Fig. 5.—Difflugia Pyriformis.

Arcella, of which there are many species, is a unicellular animal whose protoplasmic body has secreted from its surface an enclosing “test” that is composed of a horny membrane, resembling very much in constitution the chitin which gives firmness to the integuments of insects. This creature is commonly discoidal in shape, with one face arched and the other flat, an aperture being situated in the center of the flat side through which the creature may thrust its pseudopodia or withdraw them. The surface of the testaceous covering is often marked with a regular but minute and attractive pattern. In Difflugia ([Fig. 5]), the test is somewhat pitcher-shaped, and is mostly made up (by the constructive activity of the protoplasm) of exceedingly small particles of shell and gravel cemented together. Many testaceous amœbans form tests of singular beauty and remarkable regularity. In some of the animals the minute plates of which the tests are formed have been picked up from the surface over which the animals crawl, and are cemented into various charming patterns; and in other cases they are formed by secretion from their own bodies.

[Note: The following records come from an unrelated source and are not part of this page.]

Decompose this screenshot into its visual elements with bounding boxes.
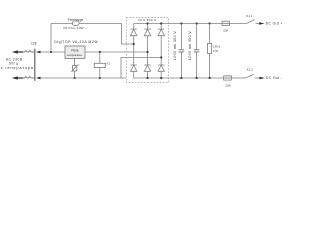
wire bottom bus after fuse — [232, 77, 246, 79]
svg-text:с генератора: с генератора — [1, 65, 34, 70]
switch contact K1.2 — [246, 74, 254, 78]
wire node A riser — [50, 24, 52, 53]
svg-text:напряжен.: напряжен. — [67, 53, 83, 57]
fuse F2 (bottom) — [224, 76, 232, 80]
svg-text:K1.2: K1.2 — [247, 68, 254, 72]
connector plug arrow top — [36, 51, 41, 54]
DC Out - arrow — [259, 77, 264, 80]
wire relay output to bridge phase 2 — [85, 51, 148, 53]
svg-text:K1: K1 — [106, 62, 110, 66]
wire from connector to node A to relay box — [40, 51, 65, 53]
svg-text:C28: C28 — [31, 41, 37, 45]
connector plug arrow bottom — [36, 77, 41, 80]
wire bottom DC- bus — [134, 77, 224, 79]
bridge module dashed box — [126, 18, 168, 83]
wire bottom AC line with breaker bumps — [23, 76, 34, 78]
diode VD5 (lower) — [144, 65, 150, 79]
diode VD2 (upper) — [144, 22, 150, 65]
voltage relay box U1 — [65, 46, 85, 58]
wire precharge left — [51, 23, 72, 25]
fuse F1 (top) — [222, 21, 230, 25]
wire AC N riser to bridge phase 3 — [121, 58, 161, 79]
svg-text:DC Out -: DC Out - — [266, 76, 283, 80]
diode VD4 (lower) — [131, 65, 137, 78]
wire varistor to bottom bus — [74, 71, 76, 78]
label AC 230V 50Hz from generator — [1, 57, 34, 70]
DC Out + arrow — [259, 22, 264, 25]
node A junction — [50, 51, 52, 53]
node K1 tap junction — [99, 51, 101, 53]
svg-text:20 Ohm 10W: 20 Ohm 10W — [63, 26, 84, 30]
AC input arrow L (top left, to generator) — [12, 50, 23, 53]
wire to DC out + — [255, 23, 259, 25]
wire bottom AC neutral bus — [40, 77, 126, 79]
wire varistor drop — [74, 58, 76, 65]
svg-text:3 W: 3 W — [213, 49, 219, 53]
svg-text:DC Out +: DC Out + — [266, 22, 283, 26]
wire top bus after fuse — [230, 23, 247, 25]
diode VD6 (lower) — [158, 65, 164, 79]
diode VD1 (upper) — [131, 24, 137, 66]
connector X1 socket bar — [34, 49, 36, 81]
switch contact K1.1 — [246, 20, 254, 24]
svg-text:1000 mk 450 V: 1000 mk 450 V — [173, 31, 177, 61]
bleeder resistor column — [208, 22, 221, 79]
AC input arrow N (bottom left) — [12, 76, 23, 79]
wire precharge right, down to bridge phase 1 — [79, 24, 134, 45]
svg-text:Реле: Реле — [71, 48, 79, 52]
wire top AC line with breaker bumps — [23, 50, 34, 52]
wire K1 coil drop — [99, 52, 101, 63]
wire top DC+ bus — [134, 23, 222, 25]
svg-text:DigiTOP VA-40A M2W: DigiTOP VA-40A M2W — [54, 40, 98, 44]
svg-text:1000 mk 450 V: 1000 mk 450 V — [188, 31, 192, 61]
resistor precharge — [72, 21, 79, 25]
svg-text:20A: 20A — [223, 28, 228, 32]
capacitor C2 — [188, 22, 199, 79]
varistor RU — [71, 65, 79, 72]
wire coil to bottom bus — [99, 68, 101, 78]
capacitor C1 — [173, 22, 184, 79]
diode VD3 (upper) — [158, 22, 164, 65]
svg-text:K1.1: K1.1 — [246, 14, 253, 18]
wire to DC out - — [255, 77, 260, 79]
relay coil K1 — [94, 63, 105, 67]
svg-text:30 A 600 V: 30 A 600 V — [138, 18, 157, 22]
svg-text:20A: 20A — [225, 83, 230, 87]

In Quadrula symmetrica the protoplasmic body has constructed a pear-shaped testaceous covering, of complete transparence-like glass, composed of a great number of square plates touching each other by their edges. The protoplasmic body of the animal does not entirely fill the test, the intervening space being occupied by a clear liquid and traversed by bands of protoplasm. A clear, large spherical nucleus is seen in the part farthest from the pseudopodia. It contains a dark and well-defined nucleolus. In front of the nucleus two contractile vesicles are to be observed. The pseudopodia in these creatures, it must be remembered, are not appendages, but lobate protrusions of the protoplasmic body, are few in number, rounded, short and broad.

Diatoms are unicellular plants, isolated or aggregated together, that have the power of constructing flint coverings, often of great complexity and charming pattern. The tracings on many of these flint coverings are so constant and small, that they are frequently employed for the purpose of testing the power of modern compound microscopes. In various parts of the world vast deposits of Diatoms have been discovered. The most remarkable of these for extent, as well as for the beauty and number of the species contained in it, is that on which the city of Richmond, in Virginia, is built, which is over thirty feet deep and extends for many miles.

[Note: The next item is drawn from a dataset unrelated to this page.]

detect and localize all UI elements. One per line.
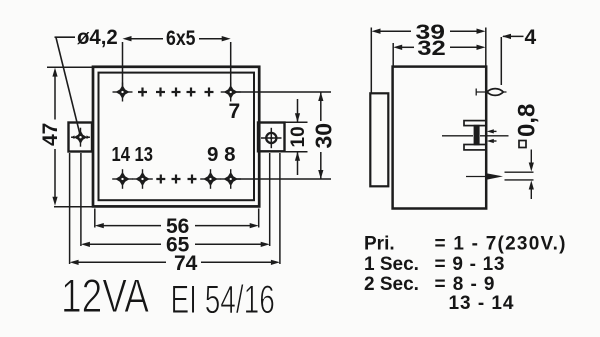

Fig. 6.—Noctiluca miliaris. A, dorsal view; B, side view; n, nucleus; f, flagellum; a, entrance to atrium; b, atrium; o, œsophagus; r, superficial ridge.

Noctiluca miliaris ([Fig. 6]) is a very large unicellular, flagellate animal. It is spheroidal in form, and has an average diameter of not quite one-half a millimeter. It is just large enough to be observed by the unaided eye when the water in which the animal may be swimming is contained in a glass jar held up to the light. It has a tail-like appendage (flagellum) by which the animal moves about. Along one side of the cell is a meridional groove resembling that of a peach, and leading into a deep depression of the surface termed the atrium ([Fig. 6], B, b). It is from the shallow commencement of this depression that the flagellum ([Fig. 6], f) originates. At the base of the flagellum the depression sinks down to the mouth (o). A slightly elevated ridge (r) extends along the opposite meridian and commences with a bifurcation at that end of the atrium farthest from the flagellum. The mouth opens into a short œsophagus, which leads down directly to the central protoplasmic mass. The central protoplasmic mass sends off branching prolongations of its substance in all directions, the ramifications of which freely inosculate. The farther these ramifications extend out to the periphery, the thinner they become, until finally a protoplasmic network of extreme tenuity is formed immediately under the enveloping membrane of the cell. In addition to these ramifying prolongations, the central protoplasmic mass sends off a thin, broad, irregular extension to the superficial ridge and coalesces with it. Near the central protoplasmic mass is seen the nucleus (n).